If anything, I’d hope that new languages in 2010 allow any of the roughly 100,000 non-control non-whitespace [edit: non-punctuation] Unicode characters. For a lot of the code I see, ASCII is at least as constraining as, say, fixnums would be.
And that is why this particular parser won't pass the Java TCKs.
> # There are 46,908 different valid characters that you can use in an identifier
And yet among all those characters I can't have a question mark at the end of a boolean variable or function name...
Anyway, weirdness is no excuse for not supporting a feature in a parser!
condition ? result-if-true : result-if-false
although you're probably right that a smarter parser should be able to distinguish between both cases. But then the next guy comes along and complains that he can't use a colon as a valid character in his variable names...Also, I am not sure rewording the title added any value.

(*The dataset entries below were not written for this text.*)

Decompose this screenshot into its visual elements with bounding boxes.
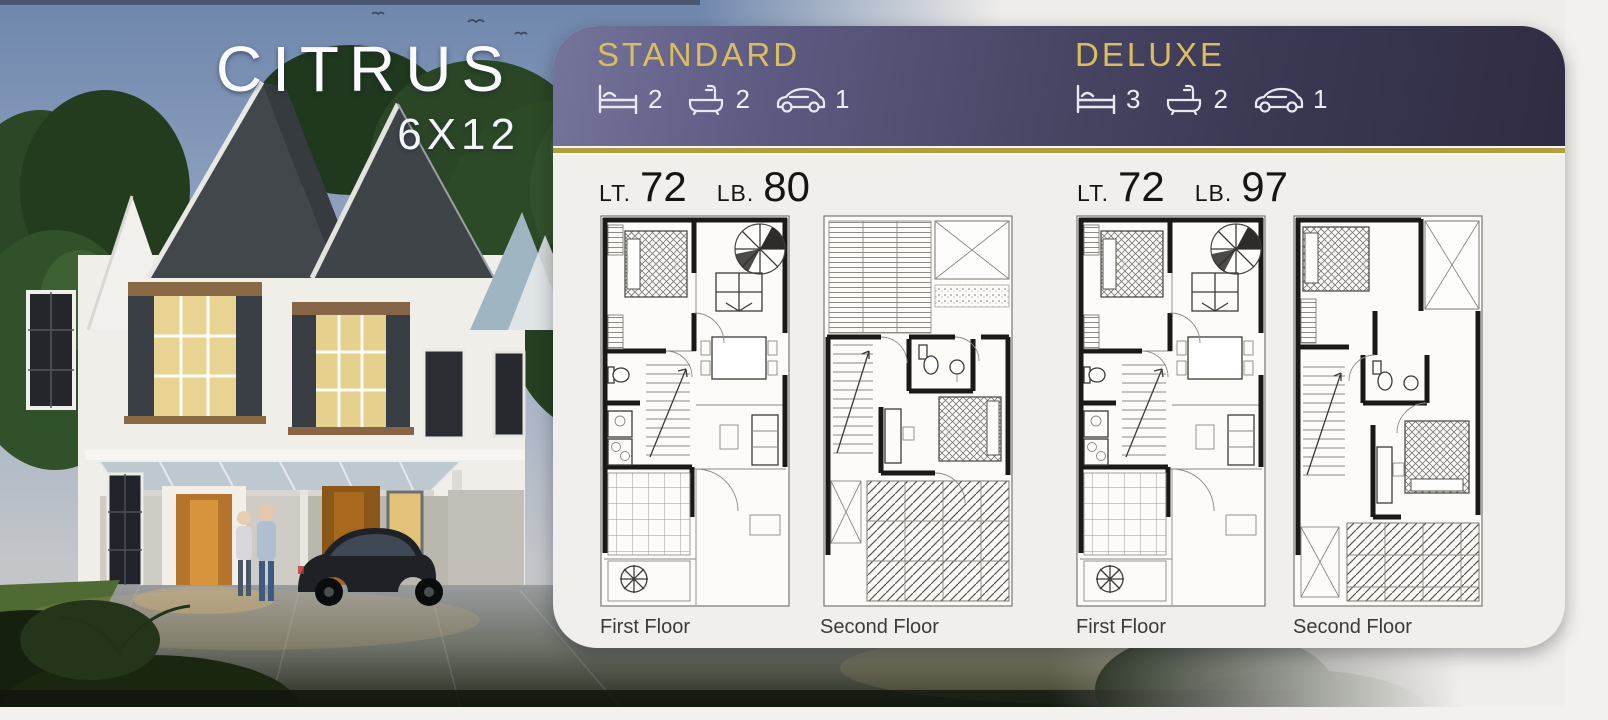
feature-count: 2 [648,84,662,115]
card-body: LT. 72 LB. 80 LT. 72 LB. 97 [553,155,1565,648]
lt-label: LT. [1077,180,1109,207]
variant-name: STANDARD [597,36,873,74]
variant-name: DELUXE [1075,36,1351,74]
bed-icon [1075,84,1117,114]
gold-rule [553,146,1565,155]
lb-value: 80 [763,163,810,211]
floor-plan-deluxe-first [1076,215,1266,607]
variant-deluxe: DELUXE 3 2 [1075,36,1351,115]
feature-garage: 1 [774,84,849,115]
bed-icon [597,84,639,114]
feature-count: 2 [1213,84,1227,115]
feature-row: 3 2 1 [1075,83,1351,115]
lb-value: 97 [1241,163,1288,211]
car-icon [774,84,826,114]
floor-label: Second Floor [820,616,939,639]
floor-label: First Floor [1076,616,1166,639]
feature-count: 2 [735,84,749,115]
header-band: STANDARD 2 2 [553,26,1565,146]
variant-standard: STANDARD 2 2 [597,36,873,115]
feature-bedrooms: 3 [1075,84,1140,115]
bath-icon [1164,83,1204,115]
floor-plan-standard-second [823,215,1013,607]
area-deluxe: LT. 72 LB. 97 [1077,163,1288,211]
lt-value: 72 [640,163,687,211]
lb-label: LB. [717,180,755,207]
floor-label: Second Floor [1293,616,1412,639]
lt-value: 72 [1118,163,1165,211]
area-standard: LT. 72 LB. 80 [599,163,810,211]
bath-icon [686,83,726,115]
hero-subtitle: 6X12 [170,110,520,160]
lt-label: LT. [599,180,631,207]
feature-bathrooms: 2 [1164,83,1227,115]
feature-count: 1 [835,84,849,115]
floor-label: First Floor [600,616,690,639]
feature-bathrooms: 2 [686,83,749,115]
floor-plan-deluxe-second [1293,215,1483,607]
feature-row: 2 2 1 [597,83,873,115]
brochure-page: CITRUS 6X12 STANDARD 2 [0,0,1608,720]
floor-plan-standard-first [600,215,790,607]
feature-bedrooms: 2 [597,84,662,115]
hero-title: CITRUS [170,32,560,106]
feature-count: 3 [1126,84,1140,115]
feature-count: 1 [1313,84,1327,115]
spec-card: STANDARD 2 2 [553,26,1565,648]
lb-label: LB. [1195,180,1233,207]
car-icon [1252,84,1304,114]
feature-garage: 1 [1252,84,1327,115]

The title of the article IMO was just fine - See http://ycombinator.com/newsguidelines.html
Depending on your purpose, might be a whole lot easier to re-use an existing implementation and focus on whatever you're planning to use this parser for...
I was unable to find an existing Java parser in C#. Do you know of one?
Often, this is really just another way of saying, "I didn't think of this before, and I don't want to start thinking about it just now."
The floating point notation would be understandable for those who need to be intimately familiar with floats at the bit level. There are a few people who have to do this.
Allowing unicode identifier names is a feature I've seen many people ask for, and doesn't seem like that big a deal. It must be frustrating using languages that don't support this feature to foreign speakers. Of course some characters can be in an identifier but not start it, this is true of most languages. You can't start variables with numbers in C.
I see no issue with allowing numbers in different bases. And of course the decimal would also be in that base. It would be weird if left of the decimal were in hex and right of the decimal were decimal.